Parameters are chosen by stepwise multivariate analyses. The analyses for right and left eyes are performed independently.

IOP, intraocular pressure; BP, blood pressure; HbA1c, hemoglobin A1c; r, regression coefficient; CI, confidence interval.

Discussion

The current study found that percent body fat, sBP, pulse rate, albumin, and HbA1c were correlated positively with IOP, while age was correlated negatively with IOP. These associations have been detected in multivariate models for IOPs of both eyes; thus, the detection of the same six parameters in independent models strengthened our results.

Cross-sectional studies in Italy [23] and in the United States [10, 11] reported the positive association between age and IOP in general populations, while in Korea [12-15] reported a negative association, as did in Taiwan [16, 17], in China [18], and in Japan [19-21]. A longitudinal family-based cohort study also reported a negative association in Koreans and Mongolians [22]. A negative association was significant only in men from community-based studies in Korea [15] and Taiwan [17] while only in women from healthy participants of a health examination system in Korea [13]. We found a slight but significant difference in IOP between men and women (higher IOP in women), although we did not find a significant association between sex and IOP by multivariate analysis. In other studies, the distributions of the IOPs did not differ significantly between the sexes [14, 15, 19, 21], while other studies have reported a significant association between sex and IOP (higher IOP in men) [16, 23, 24]. Previously, a significant association between sex and IOP seen in univariate regression analysis was explained by the interaction of other variables such as the sex difference in insulin resistance indices, sBP, total cholesterol, and HDL cholesterol [13, 14]. Thus, relationships between IOP and age may vary according to race and sex. The IOP is determined by the balance between aqueous humor inflow and outflow. Aging may cause a decrease in aqueous humor production [25-27] and increased trabecular meshwork resistance [28]; dominance of former change than later change with aging may explain our observation. A large difference in the myopia prevalence, lifestyle, diet, and systemic factors such as obesity can explain the different trends between Western and Asian populations [22, 29].
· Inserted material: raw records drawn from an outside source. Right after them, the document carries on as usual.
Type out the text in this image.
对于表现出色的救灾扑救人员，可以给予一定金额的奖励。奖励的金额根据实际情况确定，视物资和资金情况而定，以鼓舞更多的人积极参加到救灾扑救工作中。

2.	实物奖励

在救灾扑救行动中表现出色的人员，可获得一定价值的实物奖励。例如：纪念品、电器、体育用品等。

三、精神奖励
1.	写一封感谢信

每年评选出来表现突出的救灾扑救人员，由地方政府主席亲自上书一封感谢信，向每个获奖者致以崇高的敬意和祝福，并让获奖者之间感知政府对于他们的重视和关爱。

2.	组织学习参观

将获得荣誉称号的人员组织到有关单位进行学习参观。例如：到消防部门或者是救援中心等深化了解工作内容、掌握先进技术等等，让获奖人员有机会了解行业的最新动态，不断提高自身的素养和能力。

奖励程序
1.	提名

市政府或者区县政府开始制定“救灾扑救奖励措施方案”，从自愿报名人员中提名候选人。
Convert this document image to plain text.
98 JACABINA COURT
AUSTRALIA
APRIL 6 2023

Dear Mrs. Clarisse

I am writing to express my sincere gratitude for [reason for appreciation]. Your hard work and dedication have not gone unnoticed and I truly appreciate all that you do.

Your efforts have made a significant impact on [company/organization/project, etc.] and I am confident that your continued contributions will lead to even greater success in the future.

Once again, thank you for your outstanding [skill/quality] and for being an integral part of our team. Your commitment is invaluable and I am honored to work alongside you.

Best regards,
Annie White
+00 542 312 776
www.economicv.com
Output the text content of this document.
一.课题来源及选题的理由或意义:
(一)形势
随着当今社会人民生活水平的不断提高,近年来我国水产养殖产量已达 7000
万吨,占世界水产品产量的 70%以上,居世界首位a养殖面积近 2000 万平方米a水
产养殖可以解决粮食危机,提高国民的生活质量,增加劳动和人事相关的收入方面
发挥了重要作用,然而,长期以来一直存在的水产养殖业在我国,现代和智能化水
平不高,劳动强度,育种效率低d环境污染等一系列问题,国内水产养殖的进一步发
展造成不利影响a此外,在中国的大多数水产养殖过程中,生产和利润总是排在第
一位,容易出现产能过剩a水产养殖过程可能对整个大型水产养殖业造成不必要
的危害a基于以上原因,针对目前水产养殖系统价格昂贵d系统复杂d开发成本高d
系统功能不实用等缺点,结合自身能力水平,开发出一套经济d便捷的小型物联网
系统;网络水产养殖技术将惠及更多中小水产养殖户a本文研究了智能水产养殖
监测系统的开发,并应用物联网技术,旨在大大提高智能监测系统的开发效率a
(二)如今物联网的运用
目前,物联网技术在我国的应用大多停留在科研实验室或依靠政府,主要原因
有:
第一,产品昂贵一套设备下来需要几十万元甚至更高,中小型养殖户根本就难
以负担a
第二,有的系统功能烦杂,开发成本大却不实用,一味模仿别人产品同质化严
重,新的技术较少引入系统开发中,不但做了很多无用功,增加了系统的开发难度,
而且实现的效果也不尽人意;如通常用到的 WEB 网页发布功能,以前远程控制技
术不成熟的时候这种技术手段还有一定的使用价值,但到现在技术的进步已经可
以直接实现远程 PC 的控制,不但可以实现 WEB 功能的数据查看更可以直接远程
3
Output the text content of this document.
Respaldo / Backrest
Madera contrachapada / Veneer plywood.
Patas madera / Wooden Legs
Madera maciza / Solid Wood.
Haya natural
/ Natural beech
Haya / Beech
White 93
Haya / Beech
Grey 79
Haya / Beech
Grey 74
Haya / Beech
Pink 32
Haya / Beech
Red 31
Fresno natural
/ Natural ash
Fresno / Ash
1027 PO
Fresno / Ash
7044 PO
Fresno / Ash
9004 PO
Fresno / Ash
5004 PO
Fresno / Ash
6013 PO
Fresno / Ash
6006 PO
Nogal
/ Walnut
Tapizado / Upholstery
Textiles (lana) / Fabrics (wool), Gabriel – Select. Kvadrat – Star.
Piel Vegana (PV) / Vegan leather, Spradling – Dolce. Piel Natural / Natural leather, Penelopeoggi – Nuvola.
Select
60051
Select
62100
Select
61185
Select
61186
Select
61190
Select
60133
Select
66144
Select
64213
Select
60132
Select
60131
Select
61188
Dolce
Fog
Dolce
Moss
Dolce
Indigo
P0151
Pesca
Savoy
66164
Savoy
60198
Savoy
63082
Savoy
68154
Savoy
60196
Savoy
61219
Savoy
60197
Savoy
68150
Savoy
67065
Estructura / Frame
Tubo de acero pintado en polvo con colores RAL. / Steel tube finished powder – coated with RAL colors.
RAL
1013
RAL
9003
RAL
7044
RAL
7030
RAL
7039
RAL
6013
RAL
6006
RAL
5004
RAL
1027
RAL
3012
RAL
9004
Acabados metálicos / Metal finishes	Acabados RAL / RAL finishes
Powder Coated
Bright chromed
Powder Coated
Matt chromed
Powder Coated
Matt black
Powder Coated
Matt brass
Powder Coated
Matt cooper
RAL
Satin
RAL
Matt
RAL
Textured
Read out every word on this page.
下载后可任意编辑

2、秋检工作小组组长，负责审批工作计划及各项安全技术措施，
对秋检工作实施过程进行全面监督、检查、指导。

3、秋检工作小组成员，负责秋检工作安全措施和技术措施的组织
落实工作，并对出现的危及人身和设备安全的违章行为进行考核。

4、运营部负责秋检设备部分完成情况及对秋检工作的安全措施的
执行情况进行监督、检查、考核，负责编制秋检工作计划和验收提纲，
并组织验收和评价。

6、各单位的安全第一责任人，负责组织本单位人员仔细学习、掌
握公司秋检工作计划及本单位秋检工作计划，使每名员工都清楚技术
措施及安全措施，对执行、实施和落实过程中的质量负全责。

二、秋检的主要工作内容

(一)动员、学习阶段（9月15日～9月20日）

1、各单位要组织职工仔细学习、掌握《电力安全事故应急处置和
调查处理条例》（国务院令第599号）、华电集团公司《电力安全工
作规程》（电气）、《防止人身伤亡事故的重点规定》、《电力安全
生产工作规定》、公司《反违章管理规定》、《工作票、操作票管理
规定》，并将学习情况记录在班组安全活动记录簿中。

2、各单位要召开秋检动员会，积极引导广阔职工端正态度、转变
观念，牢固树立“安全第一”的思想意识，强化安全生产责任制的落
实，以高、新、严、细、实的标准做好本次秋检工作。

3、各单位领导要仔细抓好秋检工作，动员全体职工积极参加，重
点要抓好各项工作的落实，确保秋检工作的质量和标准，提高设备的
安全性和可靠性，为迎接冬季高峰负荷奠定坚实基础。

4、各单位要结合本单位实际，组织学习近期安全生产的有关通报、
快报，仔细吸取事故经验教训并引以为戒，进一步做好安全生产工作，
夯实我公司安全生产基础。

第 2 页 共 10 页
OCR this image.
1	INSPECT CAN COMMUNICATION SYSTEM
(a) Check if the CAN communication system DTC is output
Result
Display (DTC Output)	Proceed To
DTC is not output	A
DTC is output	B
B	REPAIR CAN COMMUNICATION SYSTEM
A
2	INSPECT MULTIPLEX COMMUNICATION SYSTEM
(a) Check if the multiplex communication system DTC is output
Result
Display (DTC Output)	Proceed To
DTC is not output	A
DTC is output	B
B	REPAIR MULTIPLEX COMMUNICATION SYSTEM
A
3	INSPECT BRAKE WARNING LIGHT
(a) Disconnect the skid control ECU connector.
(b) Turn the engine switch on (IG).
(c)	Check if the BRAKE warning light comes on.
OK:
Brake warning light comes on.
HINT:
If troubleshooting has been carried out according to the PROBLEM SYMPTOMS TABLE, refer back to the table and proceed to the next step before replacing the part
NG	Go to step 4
In both Western and Asian populations, obesity or high BMI was associated with high IOP [11–13, 15–17, 19–21, 30, 31]. In the current analysis, although several obesity-related parameters such as BMI, percent body fat, waist circumference, total cholesterol, triglycerides, LDL cholesterol, and IMT possibly were associated with IOP in univariate analysis, only the percent body fat remained significant in multivariate analysis. In a Korean population-based studies, in non-glaucomatous participants, increased body fat was associated with high IOP in both men and women, while greater lean body mass was associated with lower IOP in women [32]; and in both glaucomatous and non-glaucomatous participants, increased body fat was associated with a low prevalence of primary open-angle glaucoma (POAG) (including normal tension glaucoma) in women, while increased body muscle volume was associated with high POAG prevalence in men [33]. Thus, the roles of body fat on glaucoma may differ between sexes when the fat and skeletal muscle masses were separately evaluated. Collectively, the percent body fat may be a good indicator for exploring the effects of obesity on ocular status. Obesity has been suspected to be associated with increasing IOP by sympathetic hyperactivation, increased corticosteroid, excessive intraorbital adipose tissue, increases in blood viscosity with high hemoglobin and hematocrit values, increased episcleral venous pressure, and a consequent decrease in the facility of aqueous outflow [29, 30, 34, 35]. It is well established that sympathetic hyperactivation is a common feature of obesity, whereas topical beta-adrenergic antagonist reduces IOP. Beta-adrenergic receptor polymorphism is associated with obesity, insulin resistance, IOP, and POAG [36-38]. Another study has suggested that increased IOP may be due to transitory elevations in IOP resulting from breath-holding and thorax compression while tonometry is performed during slit-lamp examinations in obese patients [39].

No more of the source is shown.